Nat. Microbiol. 1, 16125 (2016)

Credit: NATURE MICROBIOLOGY

D-amino acids (D-aa) are not incorporated into proteins by ribosomes but function as signaling molecules, such as in mammalian neurotransmission, and as regulators of bacterial cell wall formation. Although bacteria have not been shown to produce D-aa previously, secretion of D-aa by commensal bacteria may affect host physiology. To test this, Sasabe et al. looked for D-aa and the D-aa-metabolizing enzyme DAO in the intestines of germ-free (GF) mice and mice free of only certain pathogens (SPF). The caeca of SPF mice expressed DAO and contained D-Ala, D-Asp, D-Glu and D-Pro, at levels much higher than in GF mice, which contained only relatively low levels of D-Asp.

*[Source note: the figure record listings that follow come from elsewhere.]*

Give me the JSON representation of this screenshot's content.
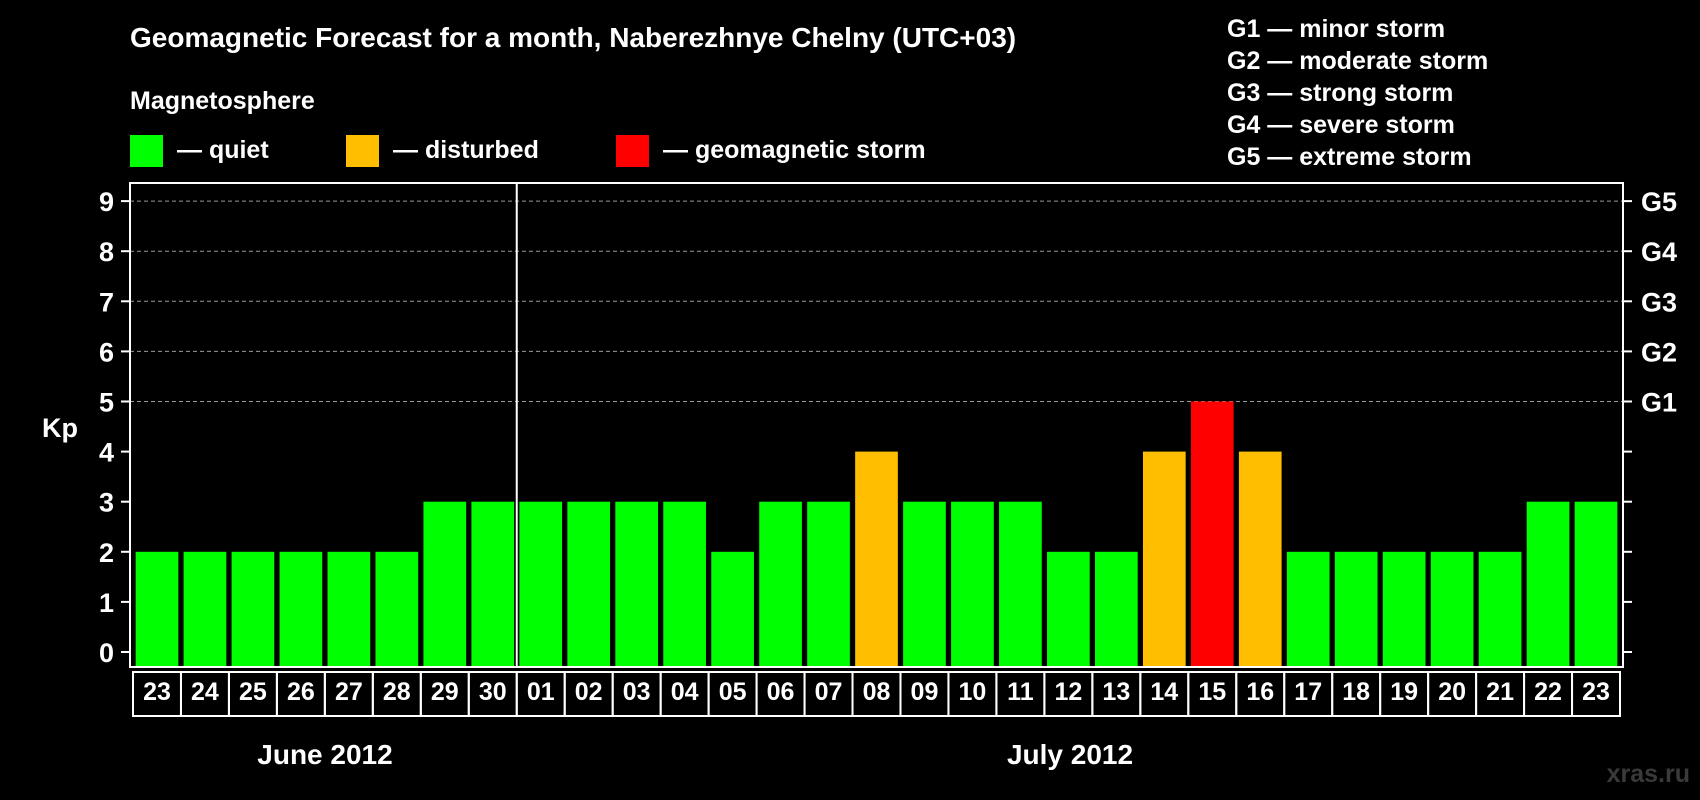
{
  "colors": {
    "background": "#000000",
    "quiet": "#00ff00",
    "disturbed": "#ffbf00",
    "storm": "#ff0000",
    "axis": "#ffffff",
    "grid": "#9a9a9a"
  },
  "chart_data": {
    "type": "bar",
    "title": "Geomagnetic Forecast for a month, Naberezhnye Chelny (UTC+03)",
    "section_label": "Magnetosphere",
    "ylabel": "Kp",
    "ylim": [
      0,
      9
    ],
    "yticks": [
      "0",
      "1",
      "2",
      "3",
      "4",
      "5",
      "6",
      "7",
      "8",
      "9"
    ],
    "legend": [
      {
        "label": "— quiet",
        "color": "#00ff00"
      },
      {
        "label": "— disturbed",
        "color": "#ffbf00"
      },
      {
        "label": "— geomagnetic storm",
        "color": "#ff0000"
      }
    ],
    "storm_scale": [
      "G1 — minor storm",
      "G2 — moderate storm",
      "G3 — strong storm",
      "G4 — severe storm",
      "G5 — extreme storm"
    ],
    "right_axis_labels": [
      {
        "kp": 5,
        "label": "G1"
      },
      {
        "kp": 6,
        "label": "G2"
      },
      {
        "kp": 7,
        "label": "G3"
      },
      {
        "kp": 8,
        "label": "G4"
      },
      {
        "kp": 9,
        "label": "G5"
      }
    ],
    "categories": [
      "23",
      "24",
      "25",
      "26",
      "27",
      "28",
      "29",
      "30",
      "01",
      "02",
      "03",
      "04",
      "05",
      "06",
      "07",
      "08",
      "09",
      "10",
      "11",
      "12",
      "13",
      "14",
      "15",
      "16",
      "17",
      "18",
      "19",
      "20",
      "21",
      "22",
      "23"
    ],
    "values": [
      2,
      2,
      2,
      2,
      2,
      2,
      3,
      3,
      3,
      3,
      3,
      3,
      2,
      3,
      3,
      4,
      3,
      3,
      3,
      2,
      2,
      4,
      5,
      4,
      2,
      2,
      2,
      2,
      2,
      3,
      3
    ],
    "months": [
      {
        "label": "June 2012",
        "start_index": 0,
        "end_index": 7
      },
      {
        "label": "July 2012",
        "start_index": 8,
        "end_index": 30
      }
    ],
    "grid": true
  },
  "watermark": "xras.ru"
}
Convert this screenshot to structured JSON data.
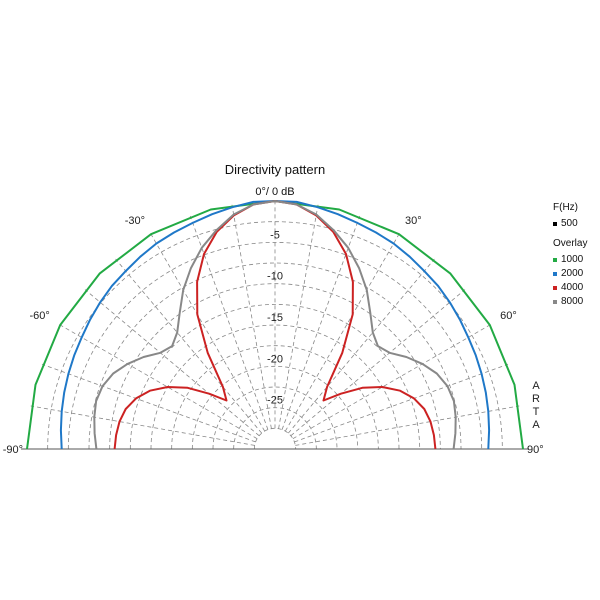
{
  "chart_data": {
    "type": "polar",
    "title": "Directivity pattern",
    "top_label": "0°/ 0 dB",
    "radial_unit": "dB",
    "radial_range": [
      -30,
      0
    ],
    "radial_ticks": [
      "-5",
      "-10",
      "-15",
      "-20",
      "-25"
    ],
    "angle_range": [
      -90,
      90
    ],
    "angle_labels": [
      {
        "angle": -90,
        "text": "-90°"
      },
      {
        "angle": -60,
        "text": "-60°"
      },
      {
        "angle": -30,
        "text": "-30°"
      },
      {
        "angle": 30,
        "text": "30°"
      },
      {
        "angle": 60,
        "text": "60°"
      },
      {
        "angle": 90,
        "text": "90°"
      }
    ],
    "legend": {
      "header": "F(Hz)",
      "overlay_label": "Overlay",
      "entries": [
        {
          "name": "500",
          "color": "#000000"
        },
        {
          "name": "1000",
          "color": "#22aa44"
        },
        {
          "name": "2000",
          "color": "#1f78c8"
        },
        {
          "name": "4000",
          "color": "#cc2222"
        },
        {
          "name": "8000",
          "color": "#888888"
        }
      ]
    },
    "series": [
      {
        "name": "1000",
        "color": "#22aa44",
        "angles": [
          0,
          15,
          30,
          45,
          60,
          75,
          90
        ],
        "values": [
          0,
          0,
          0,
          0,
          0,
          0,
          0
        ]
      },
      {
        "name": "2000",
        "color": "#1f78c8",
        "angles": [
          0,
          5,
          10,
          15,
          20,
          25,
          30,
          35,
          40,
          45,
          50,
          55,
          60,
          65,
          70,
          75,
          80,
          85,
          90
        ],
        "values": [
          0,
          0,
          -0.3,
          -0.6,
          -0.9,
          -1.1,
          -1.3,
          -1.6,
          -1.9,
          -2.1,
          -2.4,
          -2.7,
          -3.0,
          -3.2,
          -3.4,
          -3.6,
          -3.8,
          -4.0,
          -4.2
        ]
      },
      {
        "name": "4000",
        "color": "#cc2222",
        "angles": [
          0,
          5,
          10,
          15,
          20,
          25,
          30,
          35,
          40,
          45,
          50,
          55,
          60,
          65,
          70,
          75,
          80,
          85,
          90
        ],
        "values": [
          0,
          -0.3,
          -1.3,
          -2.8,
          -4.9,
          -7.7,
          -11.2,
          -15.8,
          -20.2,
          -21.7,
          -19.6,
          -17.1,
          -15.0,
          -13.3,
          -12.1,
          -11.3,
          -10.9,
          -10.7,
          -10.6
        ]
      },
      {
        "name": "8000",
        "color": "#888888",
        "angles": [
          0,
          5,
          10,
          15,
          20,
          25,
          30,
          35,
          40,
          45,
          50,
          55,
          60,
          65,
          70,
          75,
          80,
          85,
          90
        ],
        "values": [
          0,
          -0.3,
          -1.2,
          -2.6,
          -4.1,
          -5.9,
          -7.8,
          -9.9,
          -11.6,
          -12.4,
          -11.9,
          -10.6,
          -9.4,
          -8.4,
          -7.8,
          -7.6,
          -7.8,
          -8.1,
          -8.4
        ]
      }
    ]
  }
}
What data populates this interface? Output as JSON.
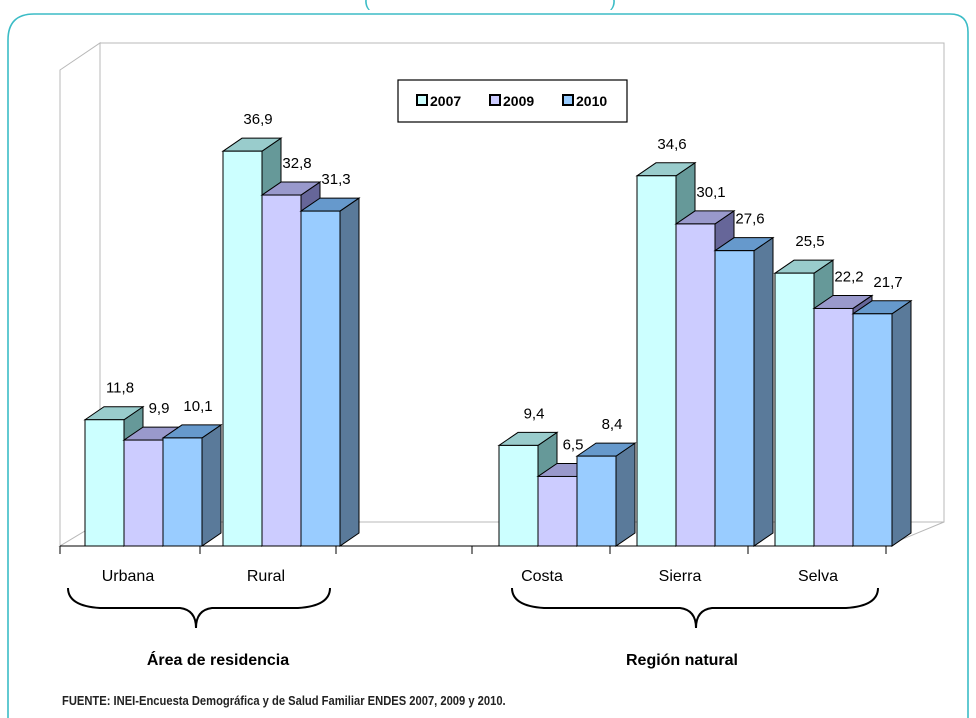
{
  "top_text": "(",
  "top_text_right": ")",
  "chart_data": {
    "type": "bar",
    "legend_position": "top",
    "legend": [
      "2007",
      "2009",
      "2010"
    ],
    "colors": {
      "2007": "#ccffff",
      "2009": "#ccccff",
      "2010": "#99ccff"
    },
    "categories": [
      "Urbana",
      "Rural",
      "Costa",
      "Sierra",
      "Selva"
    ],
    "series": [
      {
        "name": "2007",
        "values": [
          11.8,
          36.9,
          9.4,
          34.6,
          25.5
        ]
      },
      {
        "name": "2009",
        "values": [
          9.9,
          32.8,
          6.5,
          30.1,
          22.2
        ]
      },
      {
        "name": "2010",
        "values": [
          10.1,
          31.3,
          8.4,
          27.6,
          21.7
        ]
      }
    ],
    "data_labels": [
      [
        "11,8",
        "36,9",
        "9,4",
        "34,6",
        "25,5"
      ],
      [
        "9,9",
        "32,8",
        "6,5",
        "30,1",
        "22,2"
      ],
      [
        "10,1",
        "31,3",
        "8,4",
        "27,6",
        "21,7"
      ]
    ],
    "group_labels": [
      {
        "label": "Área de residencia",
        "categories": [
          "Urbana",
          "Rural"
        ]
      },
      {
        "label": "Región natural",
        "categories": [
          "Costa",
          "Sierra",
          "Selva"
        ]
      }
    ],
    "three_d": true,
    "grid": false
  },
  "source": "FUENTE: INEI-Encuesta Demográfica y de Salud Familiar ENDES 2007, 2009 y 2010."
}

As well, DAO was expressed in the small intestine of SPF mice, secreted by enterocytes and goblet cells, and to a much lesser extent in GF mice. Lumenal, mucosal and intraepithelial concentrations of D-ala were higher in DAO-mutant mice. The authors also found that DAO is bactericidal against several enteric pathogens, including Vibrio cholerae, in vitro, through the production of H2O2 from oxidation of D-aa. Also, a microbiome analysis showed that the overall intestinal microbiota composition is altered in the absence of DAO. These results suggest that the microbiota influences the production of DAO in the intestine, playing a general role in protection of the mucosal surface.